I’m not sure if Catallaxy is the only blog source for the new Oz. The papers obsessive coverage of the AWU/Gillard case, which is looking rather quaint given the revelations of much more recent and clear-cut corruption on both sides of politics, seems to be a mixture of in-house stuff and lifts from the various extreme wingnut blogs devoted to the issue. In any case, it’s hard to tell the difference.

fn1. As previously agreed, no personal attacks on Catallaxy members, please.

34 thoughts on “Literally, Catallaxy on a bad day

  1. The drug pushers surely can’t win this argument.

    If plain packaging has increased consumption, this surely is a windfall for the pushers? Advertising costs down, sales up. So why on earth would they oppose it?

    The can only be opposing it because it does hurt consumption. Its an argument that has climate change denialism written all over it.

  2. @Michaelson
    The whole aim of the plain packaging law is to make smoking less attractive to new smokers, i.e. kids. Surely it will take more than a year or two for this sort of change to become apparent.

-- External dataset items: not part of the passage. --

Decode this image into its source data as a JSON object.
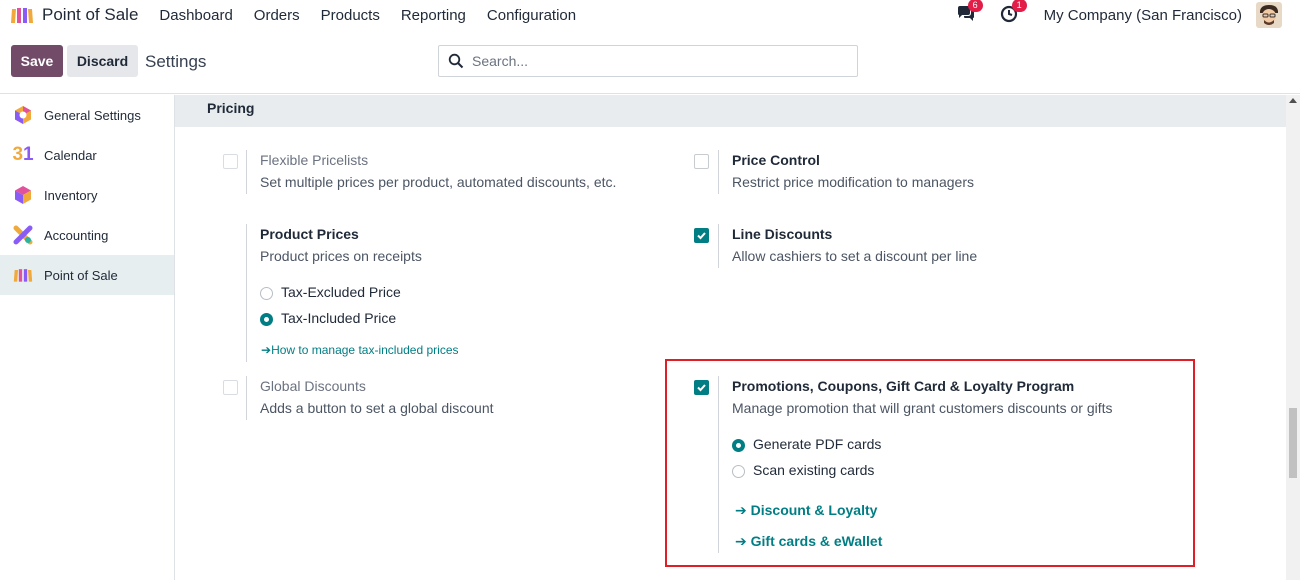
{
  "navbar": {
    "app_name": "Point of Sale",
    "menu": [
      "Dashboard",
      "Orders",
      "Products",
      "Reporting",
      "Configuration"
    ],
    "messages_count": "6",
    "activities_count": "1",
    "company": "My Company (San Francisco)"
  },
  "control": {
    "save_label": "Save",
    "discard_label": "Discard",
    "title": "Settings",
    "search_placeholder": "Search..."
  },
  "sidebar": {
    "items": [
      {
        "label": "General Settings",
        "icon": "general-settings-icon"
      },
      {
        "label": "Calendar",
        "icon": "calendar-icon",
        "icon_text": "31"
      },
      {
        "label": "Inventory",
        "icon": "inventory-icon"
      },
      {
        "label": "Accounting",
        "icon": "accounting-icon"
      },
      {
        "label": "Point of Sale",
        "icon": "point-of-sale-icon",
        "active": true
      }
    ]
  },
  "section": {
    "title": "Pricing"
  },
  "settings": {
    "flexible_pricelists": {
      "title": "Flexible Pricelists",
      "desc": "Set multiple prices per product, automated discounts, etc.",
      "checked": false
    },
    "price_control": {
      "title": "Price Control",
      "desc": "Restrict price modification to managers",
      "checked": false
    },
    "product_prices": {
      "title": "Product Prices",
      "desc": "Product prices on receipts",
      "options": [
        "Tax-Excluded Price",
        "Tax-Included Price"
      ],
      "selected": "Tax-Included Price",
      "link": "How to manage tax-included prices"
    },
    "line_discounts": {
      "title": "Line Discounts",
      "desc": "Allow cashiers to set a discount per line",
      "checked": true
    },
    "global_discounts": {
      "title": "Global Discounts",
      "desc": "Adds a button to set a global discount",
      "checked": false
    },
    "promotions": {
      "title": "Promotions, Coupons, Gift Card & Loyalty Program",
      "desc": "Manage promotion that will grant customers discounts or gifts",
      "checked": true,
      "options": [
        "Generate PDF cards",
        "Scan existing cards"
      ],
      "selected": "Generate PDF cards",
      "links": [
        "Discount & Loyalty",
        "Gift cards & eWallet"
      ]
    }
  },
  "colors": {
    "brand": "#714b67",
    "accent": "#017e84",
    "highlight": "#e11d26"
  }
}
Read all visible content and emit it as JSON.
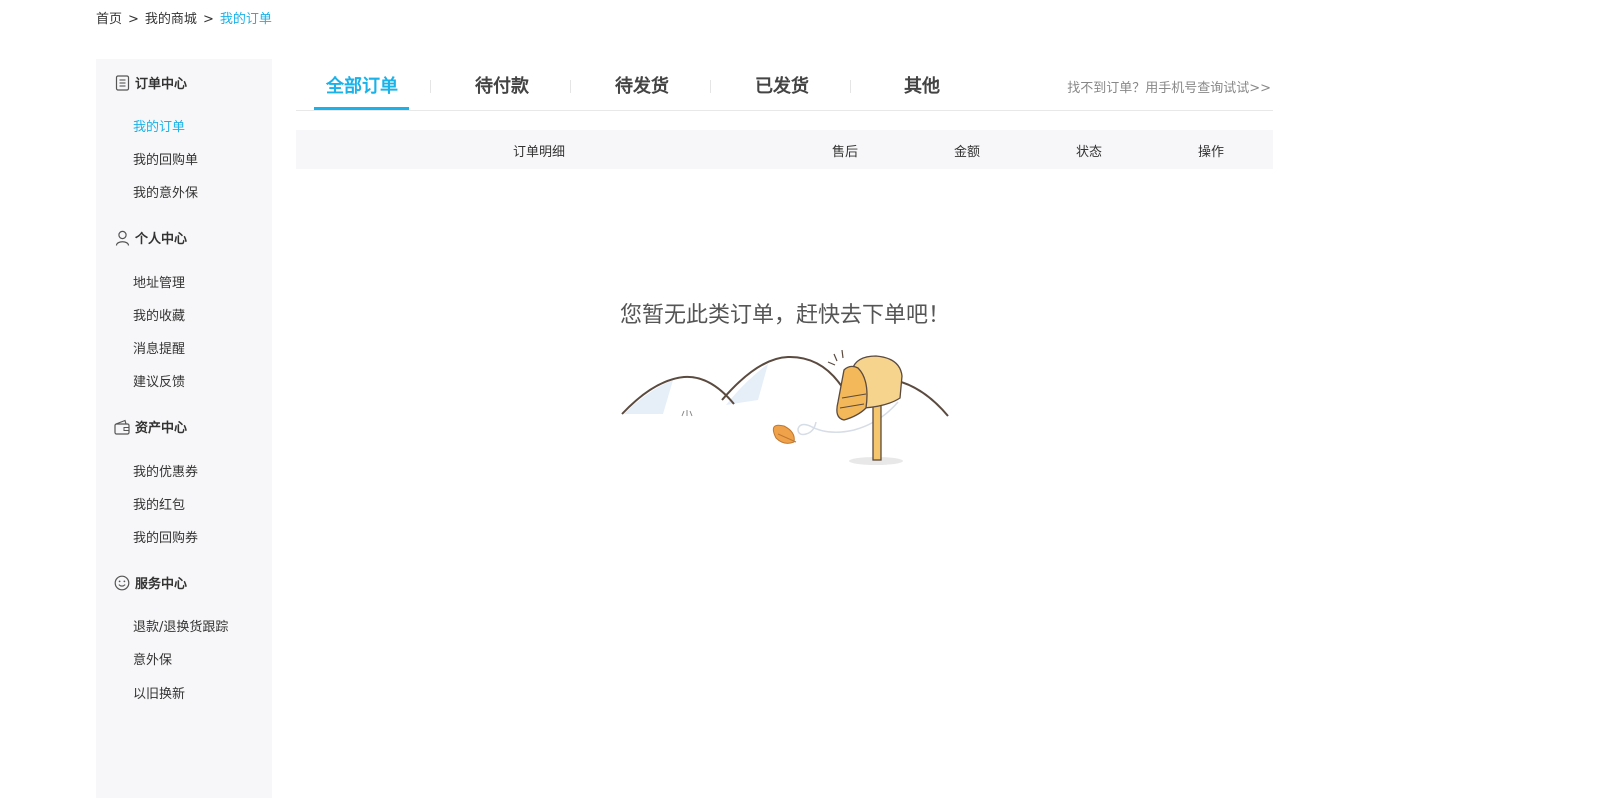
{
  "breadcrumb": {
    "home": "首页",
    "sep1": ">",
    "mall": "我的商城",
    "sep2": ">",
    "current": "我的订单"
  },
  "sidebar": {
    "sections": [
      {
        "title": "订单中心",
        "icon": "document-icon",
        "items": [
          "我的订单",
          "我的回购单",
          "我的意外保"
        ]
      },
      {
        "title": "个人中心",
        "icon": "user-icon",
        "items": [
          "地址管理",
          "我的收藏",
          "消息提醒",
          "建议反馈"
        ]
      },
      {
        "title": "资产中心",
        "icon": "wallet-icon",
        "items": [
          "我的优惠券",
          "我的红包",
          "我的回购券"
        ]
      },
      {
        "title": "服务中心",
        "icon": "smiley-icon",
        "items": [
          "退款/退换货跟踪",
          "意外保",
          "以旧换新"
        ]
      }
    ],
    "active_item": "我的订单"
  },
  "tabs": [
    "全部订单",
    "待付款",
    "待发货",
    "已发货",
    "其他"
  ],
  "active_tab": "全部订单",
  "help_link": "找不到订单？用手机号查询试试>>",
  "table_header": [
    "订单明细",
    "售后",
    "金额",
    "状态",
    "操作"
  ],
  "empty_message": "您暂无此类订单，赶快去下单吧！",
  "illustration": "mailbox-icon",
  "colors": {
    "accent": "#1ab2e8",
    "sidebar_bg": "#f7f7f9",
    "mailbox": "#f5c66e"
  }
}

  3. And see Ergas in the Australian, and Catallaxy, quoting claims that plain packaging would reduce smoking overall by 6%. But he does acknowledge the main strategic importance of plain packaging: to cut the recruitment of children as smokers. You can read proof that plain packaging is encouraging children to smoke, if you regard one teacher’s anecdote of the number of child smokers they encountered last week as proof. If not, you might prefer statistics: and you might acknowledge that, at this stage, we have nothing on the effect of plain packaging on recruitment of smokers, while what we have on decline in smoking (quantity per capita) would require a huge drop before our sample sizes would let us reach statistical significance.

    But the pro-tobacco lobby doesn’t seem to have heard of statistical significance in its trumpeting of figures no other analyst is allowed to see…

  4. fn1. As previously agreed, no personal attacks on Catallaxy members, please.

    What? No sport?

    Catallaxy is a synonym for personal attacks on everyone.

  5. This article reprinted in BMJ is disturbing from many angles, it shows the tobacco industry to knowingly be a drug company and from evidence provided during the discovery process they appear to be at ease with tobacco’s proven links to cancer and cardio/vascular disease.

    We are searching explicitly for a socially acceptable addictive product involving: a pattern of repeated consumption; a product which is likely to involve repeated handling; the essential constituent is most likely to be nicotine or a ‘direct’ substitute for it.”

    The tobacco industry really are indefensible.

  6. Michael Pascoe writes about the link between tobacco companies and media, esp Rupert Murdoch. Much of the evidence against tobacco arose during a legal process and I imagine a lot more files being deleted before they provide further evidence.

  7. Peter Martin is reporting that Treasury has released raw volume data (not chain volumes) that shows that the quantity of cigarettes sold in Australia is dropping.

  8. hc :
    Ken, The BAT annual report is available online. It states prices have risen but that volumes have fallen. This is very interesting. It suggests the claims of the Catallaxy crew are wrong and that plain packaging is reducing smoking.

    Thanks – I’ve actually read the BAT report and fully agree that it is in direct contradiction to IPA/Australian/Catallaxy, but I was wondering if Philip Morris was saying the same.

    According to the Peter Martin article that I cited in my last comment, Imperial Tobacco (the third big player in the Australian market) is also reporting a drop in volumes.